Dringenderer Handlungsbedarf andernorts
Zugegeben, bei Verbundmaterialien ist eine industrielle Lösung für
eine sortenreine Trennung nach wie vor nicht wirklich in Sicht. So
können beispielsweise Brettsperrholz und Leimbinder aufgrund des
Bindemittels im Prinzip nicht wiederverwertet, sondern nur verbrannt
werden. Verbrennt man Holz, wird die viel gelobte CO2-Senke
aber wieder aufgefüllt. Aber Hand aufs Herz, hat aus umwelttechnischer
Sicht die Wiederverwertung von Baustoffen wirklich höchste
Priorität, zumal deren Lebenszyklus deutlich länger ist als der der
meisten anderen Waren und Güter? Fenster werden im Durchschnitt
alle 45 Jahre erneuert, Dachmaterial für Steildächer nicht vor
Ablauf von siebzig Jahren getauscht und ein Mauerwerk
steht in der Regel hundert Jahre und länger.

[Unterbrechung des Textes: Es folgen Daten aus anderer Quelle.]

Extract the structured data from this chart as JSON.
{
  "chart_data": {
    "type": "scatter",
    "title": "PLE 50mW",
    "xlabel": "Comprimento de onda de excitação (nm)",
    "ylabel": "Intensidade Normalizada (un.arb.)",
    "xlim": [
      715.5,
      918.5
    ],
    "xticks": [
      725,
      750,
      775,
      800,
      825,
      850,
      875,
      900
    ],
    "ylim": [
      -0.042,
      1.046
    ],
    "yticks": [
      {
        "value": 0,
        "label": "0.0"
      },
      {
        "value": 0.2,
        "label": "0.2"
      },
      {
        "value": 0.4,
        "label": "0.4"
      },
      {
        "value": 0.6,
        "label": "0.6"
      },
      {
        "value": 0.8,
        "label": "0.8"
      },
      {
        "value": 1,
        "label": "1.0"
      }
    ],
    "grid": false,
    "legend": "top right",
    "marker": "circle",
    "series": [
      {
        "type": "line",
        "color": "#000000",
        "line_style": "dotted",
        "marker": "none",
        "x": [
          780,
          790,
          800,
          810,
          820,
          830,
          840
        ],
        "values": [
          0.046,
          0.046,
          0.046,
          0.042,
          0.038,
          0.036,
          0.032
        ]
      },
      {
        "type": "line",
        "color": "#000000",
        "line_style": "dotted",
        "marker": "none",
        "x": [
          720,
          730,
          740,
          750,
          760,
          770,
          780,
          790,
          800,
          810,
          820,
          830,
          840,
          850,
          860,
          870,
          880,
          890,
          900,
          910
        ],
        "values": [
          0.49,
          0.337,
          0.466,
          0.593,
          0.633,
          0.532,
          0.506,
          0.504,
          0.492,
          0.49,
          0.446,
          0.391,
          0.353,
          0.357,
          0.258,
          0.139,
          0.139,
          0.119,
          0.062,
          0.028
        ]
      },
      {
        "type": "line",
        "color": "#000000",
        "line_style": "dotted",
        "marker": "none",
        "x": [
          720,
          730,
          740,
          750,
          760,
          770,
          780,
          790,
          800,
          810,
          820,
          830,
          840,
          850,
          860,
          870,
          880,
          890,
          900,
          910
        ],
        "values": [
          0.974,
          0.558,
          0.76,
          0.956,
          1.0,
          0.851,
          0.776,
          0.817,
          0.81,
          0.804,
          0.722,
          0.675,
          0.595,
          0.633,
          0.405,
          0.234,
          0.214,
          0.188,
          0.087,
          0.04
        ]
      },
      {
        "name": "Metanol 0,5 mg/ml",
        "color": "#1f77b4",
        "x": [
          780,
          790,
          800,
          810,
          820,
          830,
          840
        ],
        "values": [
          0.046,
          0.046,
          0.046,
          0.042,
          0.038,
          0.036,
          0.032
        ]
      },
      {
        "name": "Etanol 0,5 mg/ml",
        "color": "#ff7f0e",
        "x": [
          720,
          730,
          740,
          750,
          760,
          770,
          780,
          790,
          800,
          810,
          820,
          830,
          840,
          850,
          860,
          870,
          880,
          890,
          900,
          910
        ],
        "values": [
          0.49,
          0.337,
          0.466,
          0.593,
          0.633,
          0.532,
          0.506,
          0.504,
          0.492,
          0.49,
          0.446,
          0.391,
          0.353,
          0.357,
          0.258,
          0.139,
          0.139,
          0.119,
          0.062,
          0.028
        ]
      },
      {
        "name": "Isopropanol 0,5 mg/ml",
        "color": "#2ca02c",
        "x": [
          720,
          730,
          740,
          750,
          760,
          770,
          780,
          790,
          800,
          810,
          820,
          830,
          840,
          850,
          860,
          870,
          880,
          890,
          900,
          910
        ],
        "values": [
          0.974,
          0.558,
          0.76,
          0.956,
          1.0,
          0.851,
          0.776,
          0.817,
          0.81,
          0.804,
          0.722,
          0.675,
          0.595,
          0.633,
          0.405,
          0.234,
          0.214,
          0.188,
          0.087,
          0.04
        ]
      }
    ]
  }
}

Demgegenüber nutzen wir Mobiltelefone im
Schnitt nicht länger als drei Jahre und Kleidungsstücke
werden nach rund fünf Jahren
entsorgt (Wurde eigentlich schon erhoben,
wie viele ungetragene Teile direkt
im Altkleidercontainer landen?). Durch
geplante Obsoleszenz fallen alleine in
Österreich jährlich hunderte Tonnen an
zusätzlichem Elektroschrott an. Nicht,
dass deshalb das Recycling von Baumaterialen
weniger wichtig wäre, aber haben
wir in Sachen Kreislaufwirtschaft nicht
andernorts dringenderen Handlungsbedarf,
solange täglich tausende Tonnen an Verpackungsmüll
von „Fast Moving Consumer Goods“
auf Mülldeponien landen?
Unternehmen der Baustoffindustrie leben ihren Nachhaltigkeitssinn
bisweilen stärker aus als den technischen Nutzen ihrer Produkte. Obgleich
die Baupreise explodieren und die Nachfrage sinkt, scheint ein
grüner Anstrich wichtiger zu sein als ein günstiger Preis. Vielleicht
sollten wir einmal die mitunter auch in der Baubranche veranstaltete
Nachhaltigkeits-Olympiade zu Ende denken.